Human rights are a fundamental human right. They are not just any set of rights; they are the most fundamental set of values that are applicable to all people, no matter what their nationality, religion, or ancestry. The American Anthropological Association issued the Statement on Human Rights in 1947, and it has remained an important reference point ever since. It is important to remember that the idea of human rights is not about equality but about respect for differences and the effort to achieve them.
While this attribution to God might give human rights a metaphysically secure status, it does not guarantee practical security. This is because billions of people do not worship the God of Christianity, Islam, or Judaism. To convince people of the rights-supporting theological view, a legal framework is necessary. A legal framework, however, provides more security for human rights.
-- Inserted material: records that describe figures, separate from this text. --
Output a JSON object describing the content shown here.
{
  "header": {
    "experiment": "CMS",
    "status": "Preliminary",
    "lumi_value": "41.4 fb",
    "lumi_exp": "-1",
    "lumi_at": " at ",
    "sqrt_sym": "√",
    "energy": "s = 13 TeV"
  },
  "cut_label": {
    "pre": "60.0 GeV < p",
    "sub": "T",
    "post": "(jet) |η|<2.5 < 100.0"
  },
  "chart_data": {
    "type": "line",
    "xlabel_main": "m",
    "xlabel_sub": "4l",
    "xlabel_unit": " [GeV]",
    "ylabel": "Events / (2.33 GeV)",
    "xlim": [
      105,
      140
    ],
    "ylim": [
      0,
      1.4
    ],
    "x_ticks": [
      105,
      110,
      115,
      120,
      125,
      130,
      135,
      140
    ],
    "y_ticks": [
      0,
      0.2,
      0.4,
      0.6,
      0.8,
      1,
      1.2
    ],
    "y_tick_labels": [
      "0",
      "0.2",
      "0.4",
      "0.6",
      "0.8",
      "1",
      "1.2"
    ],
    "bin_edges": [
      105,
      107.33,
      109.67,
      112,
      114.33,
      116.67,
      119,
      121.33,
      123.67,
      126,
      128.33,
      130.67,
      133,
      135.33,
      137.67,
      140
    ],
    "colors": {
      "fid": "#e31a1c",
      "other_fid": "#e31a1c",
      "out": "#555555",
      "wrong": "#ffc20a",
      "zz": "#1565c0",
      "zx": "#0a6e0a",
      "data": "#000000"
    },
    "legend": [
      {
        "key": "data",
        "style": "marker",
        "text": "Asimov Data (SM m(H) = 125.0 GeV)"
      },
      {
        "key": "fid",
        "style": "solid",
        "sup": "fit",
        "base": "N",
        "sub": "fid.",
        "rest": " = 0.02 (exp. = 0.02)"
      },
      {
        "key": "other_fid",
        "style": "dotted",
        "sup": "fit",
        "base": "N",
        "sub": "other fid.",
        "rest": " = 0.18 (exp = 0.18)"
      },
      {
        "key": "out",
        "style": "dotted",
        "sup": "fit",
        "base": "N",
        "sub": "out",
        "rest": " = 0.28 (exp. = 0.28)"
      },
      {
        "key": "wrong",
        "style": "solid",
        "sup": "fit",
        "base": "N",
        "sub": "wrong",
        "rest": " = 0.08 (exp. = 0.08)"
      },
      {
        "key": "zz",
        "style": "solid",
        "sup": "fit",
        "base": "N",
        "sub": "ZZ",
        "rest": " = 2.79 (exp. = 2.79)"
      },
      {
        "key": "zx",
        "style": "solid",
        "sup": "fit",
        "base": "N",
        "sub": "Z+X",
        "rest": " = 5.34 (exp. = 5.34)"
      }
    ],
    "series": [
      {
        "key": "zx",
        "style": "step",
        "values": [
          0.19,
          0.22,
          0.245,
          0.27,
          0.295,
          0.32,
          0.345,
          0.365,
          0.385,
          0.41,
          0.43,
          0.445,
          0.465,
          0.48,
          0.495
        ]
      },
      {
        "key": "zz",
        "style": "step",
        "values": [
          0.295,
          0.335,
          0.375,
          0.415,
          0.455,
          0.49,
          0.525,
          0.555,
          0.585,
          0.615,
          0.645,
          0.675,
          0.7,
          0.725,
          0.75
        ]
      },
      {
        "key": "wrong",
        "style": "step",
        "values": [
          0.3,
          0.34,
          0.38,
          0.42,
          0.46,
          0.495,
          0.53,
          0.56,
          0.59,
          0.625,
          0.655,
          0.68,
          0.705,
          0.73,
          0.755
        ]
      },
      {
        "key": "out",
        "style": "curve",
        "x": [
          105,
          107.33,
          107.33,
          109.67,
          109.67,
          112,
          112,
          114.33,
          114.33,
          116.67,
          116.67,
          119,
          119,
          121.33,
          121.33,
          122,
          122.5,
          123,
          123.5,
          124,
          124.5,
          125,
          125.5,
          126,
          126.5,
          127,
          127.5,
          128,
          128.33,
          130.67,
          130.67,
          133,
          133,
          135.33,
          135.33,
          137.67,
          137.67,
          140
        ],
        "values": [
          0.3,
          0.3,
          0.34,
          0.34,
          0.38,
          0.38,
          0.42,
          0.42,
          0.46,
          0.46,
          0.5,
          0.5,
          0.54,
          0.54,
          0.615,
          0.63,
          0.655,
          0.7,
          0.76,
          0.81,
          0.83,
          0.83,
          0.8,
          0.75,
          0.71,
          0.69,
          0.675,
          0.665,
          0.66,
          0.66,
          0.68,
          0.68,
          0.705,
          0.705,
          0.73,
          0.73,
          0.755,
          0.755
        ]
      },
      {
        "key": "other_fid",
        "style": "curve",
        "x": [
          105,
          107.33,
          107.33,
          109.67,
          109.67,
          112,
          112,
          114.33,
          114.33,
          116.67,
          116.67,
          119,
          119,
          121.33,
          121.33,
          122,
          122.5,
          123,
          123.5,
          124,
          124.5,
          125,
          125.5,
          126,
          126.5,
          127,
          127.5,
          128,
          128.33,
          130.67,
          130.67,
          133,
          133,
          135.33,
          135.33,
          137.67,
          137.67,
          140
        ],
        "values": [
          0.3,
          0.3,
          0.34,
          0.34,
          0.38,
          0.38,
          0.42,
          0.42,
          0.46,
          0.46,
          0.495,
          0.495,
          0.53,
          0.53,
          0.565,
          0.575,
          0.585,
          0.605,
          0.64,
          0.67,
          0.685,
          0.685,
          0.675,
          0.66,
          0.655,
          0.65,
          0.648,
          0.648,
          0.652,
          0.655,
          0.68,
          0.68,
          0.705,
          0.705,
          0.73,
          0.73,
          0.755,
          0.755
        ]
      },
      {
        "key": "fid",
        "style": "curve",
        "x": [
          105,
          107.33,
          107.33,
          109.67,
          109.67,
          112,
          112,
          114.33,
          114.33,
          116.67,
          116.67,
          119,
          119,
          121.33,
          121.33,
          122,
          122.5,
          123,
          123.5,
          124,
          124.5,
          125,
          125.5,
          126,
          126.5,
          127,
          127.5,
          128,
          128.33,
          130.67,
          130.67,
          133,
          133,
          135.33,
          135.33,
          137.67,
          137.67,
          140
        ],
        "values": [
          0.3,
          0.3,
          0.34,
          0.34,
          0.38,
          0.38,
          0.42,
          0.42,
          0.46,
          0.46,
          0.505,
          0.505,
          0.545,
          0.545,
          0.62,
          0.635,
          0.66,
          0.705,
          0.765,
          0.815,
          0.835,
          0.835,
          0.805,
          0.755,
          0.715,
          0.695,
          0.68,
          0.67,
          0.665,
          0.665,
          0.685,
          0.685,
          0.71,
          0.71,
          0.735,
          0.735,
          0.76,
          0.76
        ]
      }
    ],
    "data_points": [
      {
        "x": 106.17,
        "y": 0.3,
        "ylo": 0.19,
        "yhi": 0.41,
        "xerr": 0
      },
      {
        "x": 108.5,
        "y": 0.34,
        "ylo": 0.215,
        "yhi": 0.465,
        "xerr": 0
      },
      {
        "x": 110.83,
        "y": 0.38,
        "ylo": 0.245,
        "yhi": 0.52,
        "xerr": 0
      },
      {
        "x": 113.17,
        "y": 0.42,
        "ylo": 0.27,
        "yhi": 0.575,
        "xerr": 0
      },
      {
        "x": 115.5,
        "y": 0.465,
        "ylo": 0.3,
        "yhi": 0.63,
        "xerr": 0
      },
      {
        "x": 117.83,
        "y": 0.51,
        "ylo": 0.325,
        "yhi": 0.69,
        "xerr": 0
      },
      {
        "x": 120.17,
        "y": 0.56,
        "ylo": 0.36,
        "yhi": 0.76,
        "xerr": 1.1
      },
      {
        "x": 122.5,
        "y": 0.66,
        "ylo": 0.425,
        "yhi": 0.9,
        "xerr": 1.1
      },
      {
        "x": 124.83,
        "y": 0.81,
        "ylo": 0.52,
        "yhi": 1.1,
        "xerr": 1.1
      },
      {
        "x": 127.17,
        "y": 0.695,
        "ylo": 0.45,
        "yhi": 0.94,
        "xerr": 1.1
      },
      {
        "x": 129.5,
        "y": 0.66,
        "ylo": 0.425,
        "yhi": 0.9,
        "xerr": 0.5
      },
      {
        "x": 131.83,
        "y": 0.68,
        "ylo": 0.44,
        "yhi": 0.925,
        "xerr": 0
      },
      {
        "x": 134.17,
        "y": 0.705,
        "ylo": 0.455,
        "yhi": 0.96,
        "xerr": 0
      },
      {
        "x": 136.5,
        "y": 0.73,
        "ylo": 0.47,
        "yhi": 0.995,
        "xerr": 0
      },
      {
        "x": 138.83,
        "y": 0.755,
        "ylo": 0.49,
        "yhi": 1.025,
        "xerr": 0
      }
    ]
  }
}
So, attributions of human rights to God may not be necessary, but they are helpful.
While a majority of human rights treaties focus on protecting the rights of individuals, some treaties focus on protecting vulnerable groups. Indigenous peoples, children, and minorities often face a number of challenges. While many people may agree with these values, they may not understand the implications of enacting them. Some countries have a clear policy that tries to protect these groups. A major concern about human rights is the possibility of enslavement, and slavery is not the only example of abuse.
While some political movements, political parties, and social and economic players use the language of human rights without a commitment to achieving their objectives. These actors often criticise human rights violations committed by others while failing to uphold their own standards. Some may argue that a double standard is the case, and in fact, the lack of adherence to human rights standards is problematic. In addition to the agnostic use of language to justify human rights, some governments misrepresent them.
Some human rights are not feasible to achieve. For example, social rights, such as the right to education and protection for health and equality, are expensive to implement. Most governments will not be able to provide these rights. This is why rights are not magically supplied. Despite the positive impact of human rights, the right to protect one’s own personal liberty cannot be fully achieved. So, what rights do we have in place? They are not a guarantee of a better life.
The universal Declaration of Human Rights, the International Bill of Human Rights, and the International Covenant on Civil and Political Rights have become essential foundations of modern human rights. The International Covenant on Civil and Political Rights (ICCPR) and the First Optional Protocol to the ICCPR were signed in 1976. These human rights treaties are ratified by a majority of countries. By signing these treaties, countries are voluntarily bound to follow their obligations under international human rights law.